Üstüne üstlük, kadın haklarını her konuştuğumuzda, cinsiyet kavramını belirsizleştiren bu küresel hareketin karşımıza getirilmesi, kadın hareketine hız kaybettiriyor. Bu malum trendlerin karşısında duranlar da, mahalle baskısından paylarını alıyor, adeta linç ediliyorlar.
Bu tepkilerin hiçbirini, özgürlük mücadelesi olarak kabul edemeyiz. Modern ve tehlikeli bir tabuyla karşı karşıyayız. Üzülerek ifade ediyorum ki, bu baskılar sonucunda, birçok kişinin, bu kirli propagandaya destek verdiğini, görüyoruz.
Bizler, büyük bir dayanışma içinde, bu dayatmaları bertaraf edecek, güçlü formüller üretmek zorundayız. En başta da, kadınlarımızın, kendi medeniyetimiz içindeki güçlü varlığını, onlara hatırlatmamız gerekiyor.
Cesareti, azmi, rikkati ve vakarıyla temayüz eden Anadolu kadını, zamanlar üstü bir rol modeldir. Topraklarımızdan geçen seyyahların tarihe bıraktığı kayıtlar, Anadolu kadınının, yüzyıllar öncesinde dahi, sergilediği liderliğin delilleridir. Hanım sultanların vakıf eserleri, medeniyetimizde, kadınların topluma yön veren, figürler olduğunu anlatır. Şifahaneler, imaretler, aşevleri, camiler ve külliyeler ile donattıkları şehirler, kadının dönüştürücü gücünü gösterir.

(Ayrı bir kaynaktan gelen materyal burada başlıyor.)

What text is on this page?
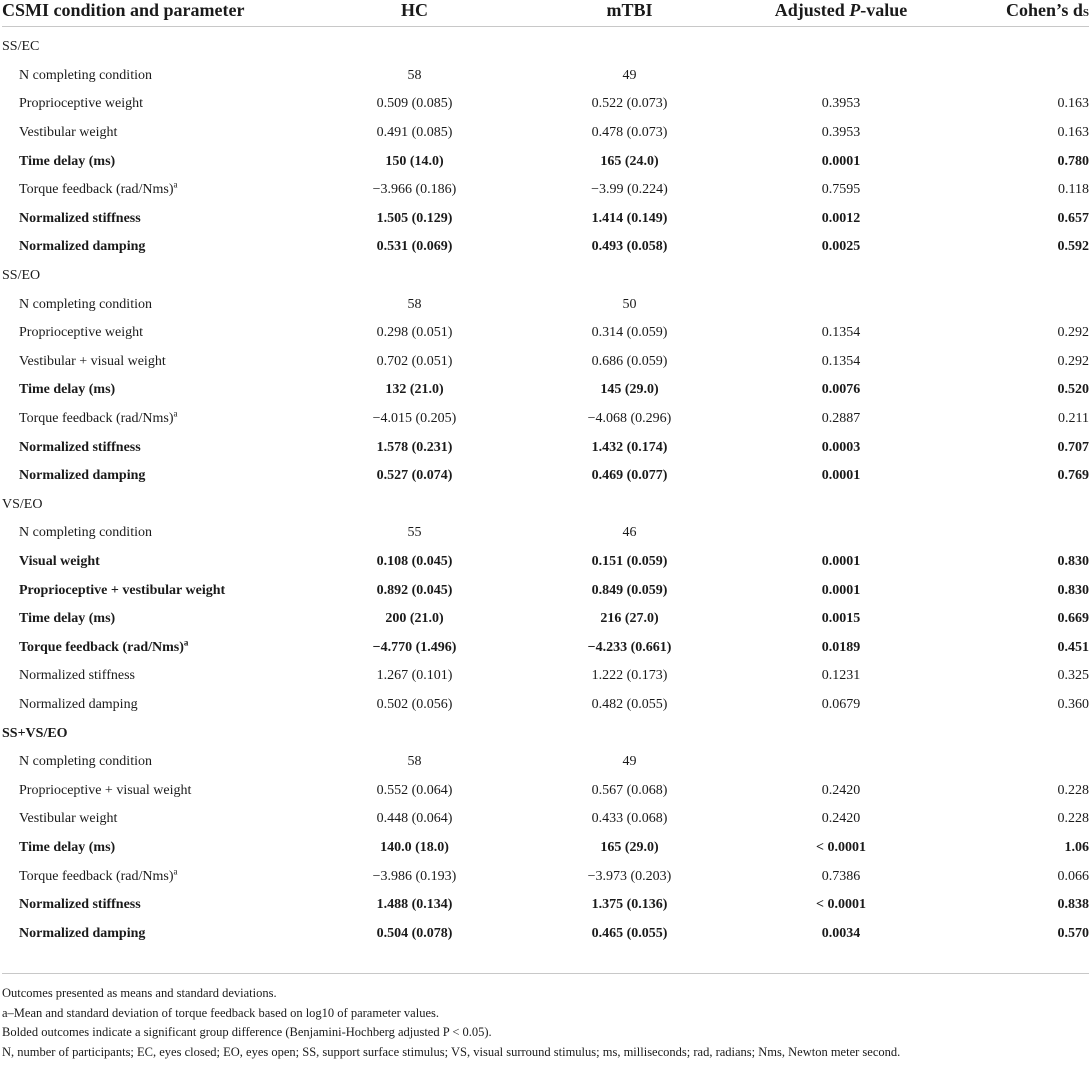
CSMI condition and parameter	HC	mTBI	Adjusted P-value	Cohen’s dS

SS/EC				
N completing condition	58	49		
Proprioceptive weight	0.509 (0.085)	0.522 (0.073)	0.3953	0.163
Vestibular weight	0.491 (0.085)	0.478 (0.073)	0.3953	0.163
Time delay (ms)	150 (14.0)	165 (24.0)	0.0001	0.780
Torque feedback $(rad/Nms)^a$	−3.966 (0.186)	−3.99 (0.224)	0.7595	0.118
Normalized stiffness	1.505 (0.129)	1.414 (0.149)	0.0012	0.657
Normalized damping	0.531 (0.069)	0.493 (0.058)	0.0025	0.592
SS/EO				
N completing condition	58	50		
Proprioceptive weight	0.298 (0.051)	0.314 (0.059)	0.1354	0.292
Vestibular + visual weight	0.702 (0.051)	0.686 (0.059)	0.1354	0.292
Time delay (ms)	132 (21.0)	145 (29.0)	0.0076	0.520
Torque feedback $(rad/Nms)^a$	−4.015 (0.205)	−4.068 (0.296)	0.2887	0.211
Normalized stiffness	1.578 (0.231)	1.432 (0.174)	0.0003	0.707
Normalized damping	0.527 (0.074)	0.469 (0.077)	0.0001	0.769
VS/EO				
N completing condition	55	46		
Visual weight	0.108 (0.045)	0.151 (0.059)	0.0001	0.830
Proprioceptive + vestibular weight	0.892 (0.045)	0.849 (0.059)	0.0001	0.830
Time delay (ms)	200 (21.0)	216 (27.0)	0.0015	0.669
Torque feedback $(rad/Nms)^a$	−4.770 (1.496)	−4.233 (0.661)	0.0189	0.451
Normalized stiffness	1.267 (0.101)	1.222 (0.173)	0.1231	0.325
Normalized damping	0.502 (0.056)	0.482 (0.055)	0.0679	0.360
SS+VS/EO				
N completing condition	58	49		
Proprioceptive + visual weight	0.552 (0.064)	0.567 (0.068)	0.2420	0.228
Vestibular weight	0.448 (0.064)	0.433 (0.068)	0.2420	0.228
Time delay (ms)	140.0 (18.0)	165 (29.0)	< 0.0001	1.06
Torque feedback $(rad/Nms)^a$	−3.986 (0.193)	−3.973 (0.203)	0.7386	0.066
Normalized stiffness	1.488 (0.134)	1.375 (0.136)	< 0.0001	0.838
Normalized damping	0.504 (0.078)	0.465 (0.055)	0.0034	0.570
Outcomes presented as means and standard deviations.
a–Mean and standard deviation of torque feedback based on log10 of parameter values.
Bolded outcomes indicate a significant group difference (Benjamini-Hochberg adjusted P < 0.05).
N, number of participants; EC, eyes closed; EO, eyes open; SS, support surface stimulus; VS, visual surround stimulus; ms, milliseconds; rad, radians; Nms, Newton meter second.
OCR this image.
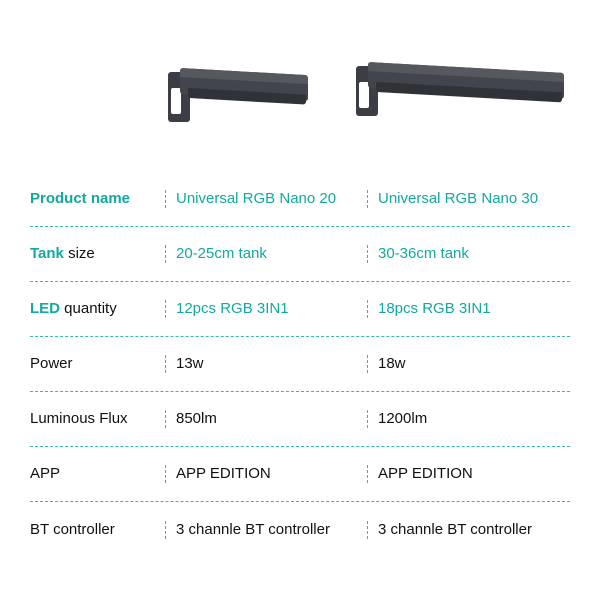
Product name	Universal RGB Nano 20	Universal RGB Nano 30
Tank size	20-25cm tank	30-36cm tank
LED quantity	12pcs RGB 3IN1	18pcs RGB 3IN1
Power	13w	18w
Luminous Flux	850lm	1200lm
APP	APP EDITION	APP EDITION
BT controller	3 channle BT controller	3 channle BT controller
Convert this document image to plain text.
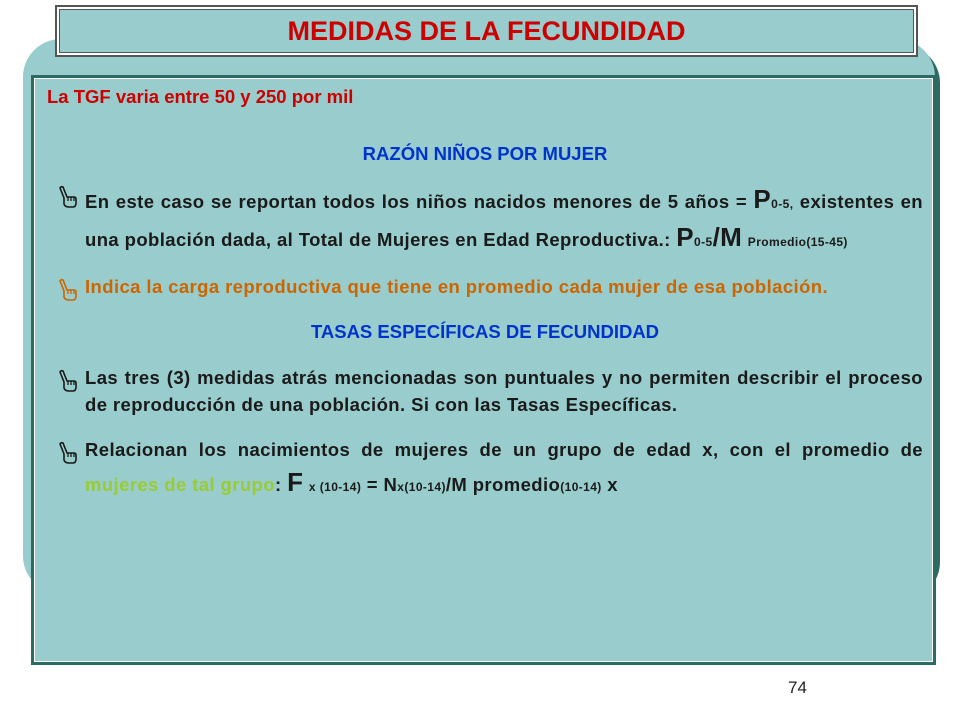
MEDIDAS DE LA FECUNDIDAD

La TGF varia entre 50 y 250 por mil

RAZÓN NIÑOS POR MUJER

En este caso se reportan todos los niños nacidos menores de 5 años = P0-5, existentes en una población dada, al Total de Mujeres en Edad Reproductiva.: P0-5/M Promedio(15-45)
Indica la carga reproductiva que tiene en promedio cada mujer de esa población.

TASAS ESPECÍFICAS DE FECUNDIDAD

Las tres (3) medidas atrás mencionadas son puntuales y no permiten describir el proceso de reproducción de una población. Si con las Tasas Específicas.
Relacionan los nacimientos de mujeres de un grupo de edad x, con el promedio de mujeres de tal grupo: F x (10-14) = Nx(10-14)/M promedio(10-14) x
74
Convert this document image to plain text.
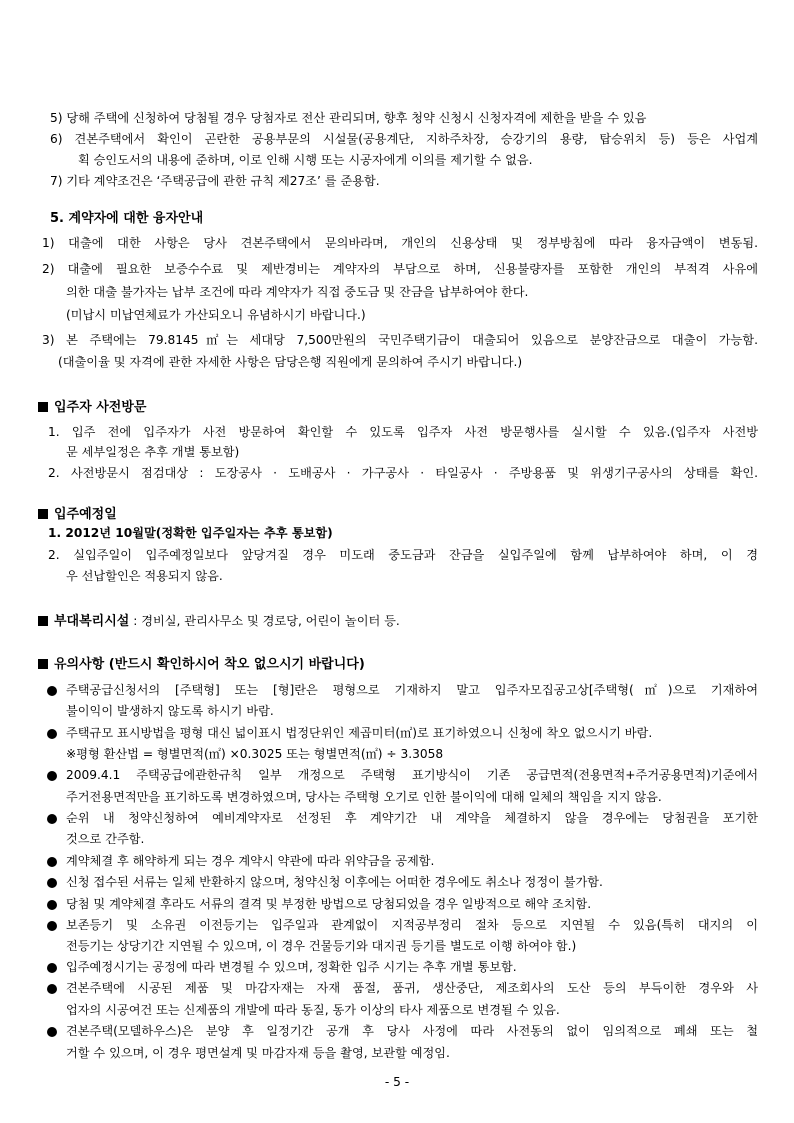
5) 당해 주택에 신청하여 당첨될 경우 당첨자로 전산 관리되며, 향후 청약 신청시 신청자격에 제한을 받을 수 있음
6) 견본주택에서 확인이 곤란한 공용부문의 시설물(공용계단, 지하주차장, 승강기의 용량, 탑승위치 등) 등은 사업계
획 승인도서의 내용에 준하며, 이로 인해 시행 또는 시공자에게 이의를 제기할 수 없음.
7) 기타 계약조건은 ‘주택공급에 관한 규칙 제27조’ 를 준용함.
5. 계약자에 대한 융자안내
1) 대출에 대한 사항은 당사 견본주택에서 문의바라며, 개인의 신용상태 및 정부방침에 따라 융자금액이 변동됨.
2) 대출에 필요한 보증수수료 및 제반경비는 계약자의 부담으로 하며, 신용불량자를 포함한 개인의 부적격 사유에
의한 대출 불가자는 납부 조건에 따라 계약자가 직접 중도금 및 잔금을 납부하여야 한다.
(미납시 미납연체료가 가산되오니 유념하시기 바랍니다.)
3) 본 주택에는 79.8145㎡는 세대당 7,500만원의 국민주택기금이 대출되어 있음으로 분양잔금으로 대출이 가능함.
(대출이율 및 자격에 관한 자세한 사항은 담당은행 직원에게 문의하여 주시기 바랍니다.)
입주자 사전방문
1. 입주 전에 입주자가 사전 방문하여 확인할 수 있도록 입주자 사전 방문행사를 실시할 수 있음.(입주자 사전방
문 세부일정은 추후 개별 통보함)
2. 사전방문시 점검대상 : 도장공사 · 도배공사 · 가구공사 · 타일공사 · 주방용품 및 위생기구공사의 상태를 확인.
입주예정일
1. 2012년 10월말(정확한 입주일자는 추후 통보함)
2. 실입주일이 입주예정일보다 앞당겨질 경우 미도래 중도금과 잔금을 실입주일에 함께 납부하여야 하며, 이 경
우 선납할인은 적용되지 않음.
부대복리시설 : 경비실, 관리사무소 및 경로당, 어린이 놀이터 등.
유의사항 (반드시 확인하시어 착오 없으시기 바랍니다)
주택공급신청서의 [주택형] 또는 [형]란은 평형으로 기재하지 말고 입주자모집공고상[주택형(㎡)으로 기재하여
불이익이 발생하지 않도록 하시기 바람.
주택규모 표시방법을 평형 대신 넓이표시 법정단위인 제곱미터(㎡)로 표기하였으니 신청에 착오 없으시기 바람.
※평형 환산법 = 형별면적(㎡) ×0.3025 또는 형별면적(㎡) ÷ 3.3058
2009.4.1 주택공급에관한규칙 일부 개정으로 주택형 표기방식이 기존 공급면적(전용면적+주거공용면적)기준에서
주거전용면적만을 표기하도록 변경하였으며, 당사는 주택형 오기로 인한 불이익에 대해 일체의 책임을 지지 않음.
순위 내 청약신청하여 예비계약자로 선정된 후 계약기간 내 계약을 체결하지 않을 경우에는 당첨권을 포기한
것으로 간주함.
계약체결 후 해약하게 되는 경우 계약시 약관에 따라 위약금을 공제함.
신청 접수된 서류는 일체 반환하지 않으며, 청약신청 이후에는 어떠한 경우에도 취소나 정정이 불가함.
당첨 및 계약체결 후라도 서류의 결격 및 부정한 방법으로 당첨되었을 경우 일방적으로 해약 조치함.
보존등기 및 소유권 이전등기는 입주일과 관계없이 지적공부정리 절차 등으로 지연될 수 있음(특히 대지의 이
전등기는 상당기간 지연될 수 있으며, 이 경우 건물등기와 대지권 등기를 별도로 이행 하여야 함.)
입주예정시기는 공정에 따라 변경될 수 있으며, 정확한 입주 시기는 추후 개별 통보함.
견본주택에 시공된 제품 및 마감자재는 자재 품절, 품귀, 생산중단, 제조회사의 도산 등의 부득이한 경우와 사
업자의 시공여건 또는 신제품의 개발에 따라 동질, 동가 이상의 타사 제품으로 변경될 수 있음.
견본주택(모델하우스)은 분양 후 일정기간 공개 후 당사 사정에 따라 사전동의 없이 임의적으로 폐쇄 또는 철
거할 수 있으며, 이 경우 평면설계 및 마감자재 등을 촬영, 보관할 예정임.
- 5 -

Anadolu medeniyetinde ve İslam medeniyetinde, çok güçlü bir kadın tarihi var. Bu tarihin, güncel söylemlerle, gün yüzüne çıkarılmaması, gerçekten çok düşündürücü. Tarihimize ve medeniyetimize mührünü vurmuş kadınların örnekliğini, geleceğe aktaracak projelerin hayati olduğuna inanıyorum.
Bu düşüncelerle sözlerime son veriyor, programda emeği geçen herkese şükranlarımı sunuyorum. Sizleri muhabbetle selamlıyorum. Kalın sağlıcakla!